From a personal point of view, I should like to add a word about what the committee did not say. This was touched on in a subtle, sideways fashion by the noble Lord, Lord Dahrendorf, and by the noble Lord, Lord Temple-Morris, perhaps in a more friendly way than I feel is possible. The committee did not say it because it eschews, as far as possible, what it sees as politically controversial points.

It did not say this: that the problem is a good deal more than the fact that this most extreme form of Henry VIII clause is of itself undemocratic; the problem is also, perhaps primarily, the way that governments—at present this Government—use such clauses and the way in which future, less responsible, governments might use them.

We were reminded by both noble Lords of the latest example of this in the Nationality, Immigration and Asylum Bill. I am sorry that the timetable for the House was changed at very short notice and that my noble friend Lady Anelay, who was deeply involved in the Bill, is not able to speak today. That Bill, after months of Home Office research and a White Paper, had been through all its stages in both Houses. At the last moment, at Third Reading in this House and with no time left before the end of the Session, the Government introduced a very wide-ranging Henry VIII clause, stating quite openly that the Bill was still incomplete and that they must continue to amend it after it became law.

The Home Office had not done its work in time and the Home Secretary felt justified in using this device to get it out of the hole it was in. That is what happened, as I think the noble Lord, Lord Temple-Morris, agrees. Both opposition parties here expressed deep concern, as did the noble Lord, Lord Clinton-Davis, from the Government Benches. It should be emphasised that no Member of this House, apart from the Minister, argued in favour of this particular clause and, on a Division, the House removed it from the Bill. But, as the noble Lord, Lord Dahrendorf, reminded us, the Government amended it slightly, the House of Commons reinstated it into the Bill, and it is now the law of the land.

That is what I mean when I suggest that it is the way in which governments use such clauses, as well as the clauses themselves, that is dangerous. The Nationality, Immigration and Asylum Bill was urgently needed—the asylum problem was acute and is still mounting—and the Government knew that this House was therefore unlikely to refuse to give it a Third Reading because, in the very last days of the Session, that would have meant the Bill falling and having to be reintroduced in the current Session. I do not believe that anyone wanted that to happen.

So the Government forced through a Henry VIII clause—— it is still very much a Henry VIII clause—which, until then, had not been considered necessary. At the very last moment the Government forced it through simply to enable them to go on making outstanding amendments by order. In doing so, they have opened the way for changes to the Bill which may be much less innocent and go quite beyond the reasons they gave at the time. Indeed, another government might do the same.

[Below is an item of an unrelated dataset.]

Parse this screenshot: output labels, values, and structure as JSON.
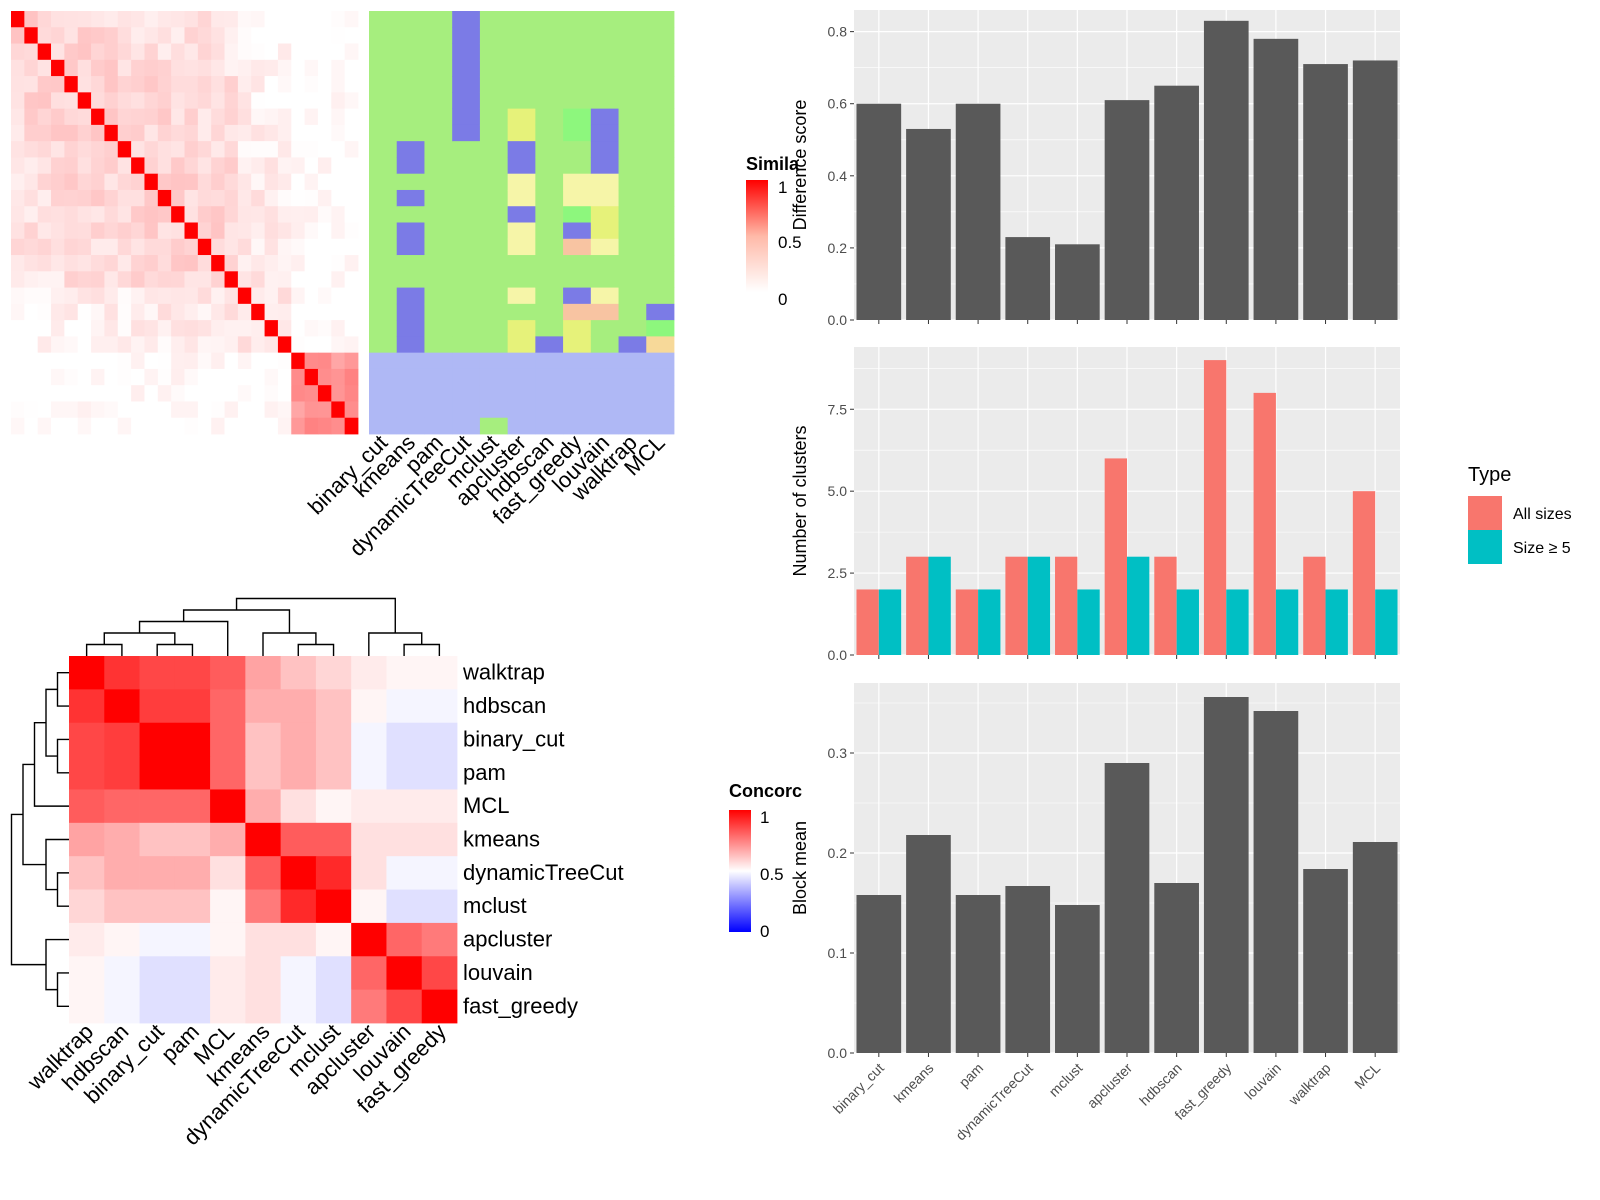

There have been, and doubtless will continue to be, many proposed clauses used for good and less good purposes, each of which may have a different effect and different wording but which open the way to the kind of changes we are discussing. The least Parliament can do is to establish the kind of parameters the report suggests, or perhaps stronger parameters, before it accepts such clauses. I shall be extremely interested to hear what other speakers have to say on this matter.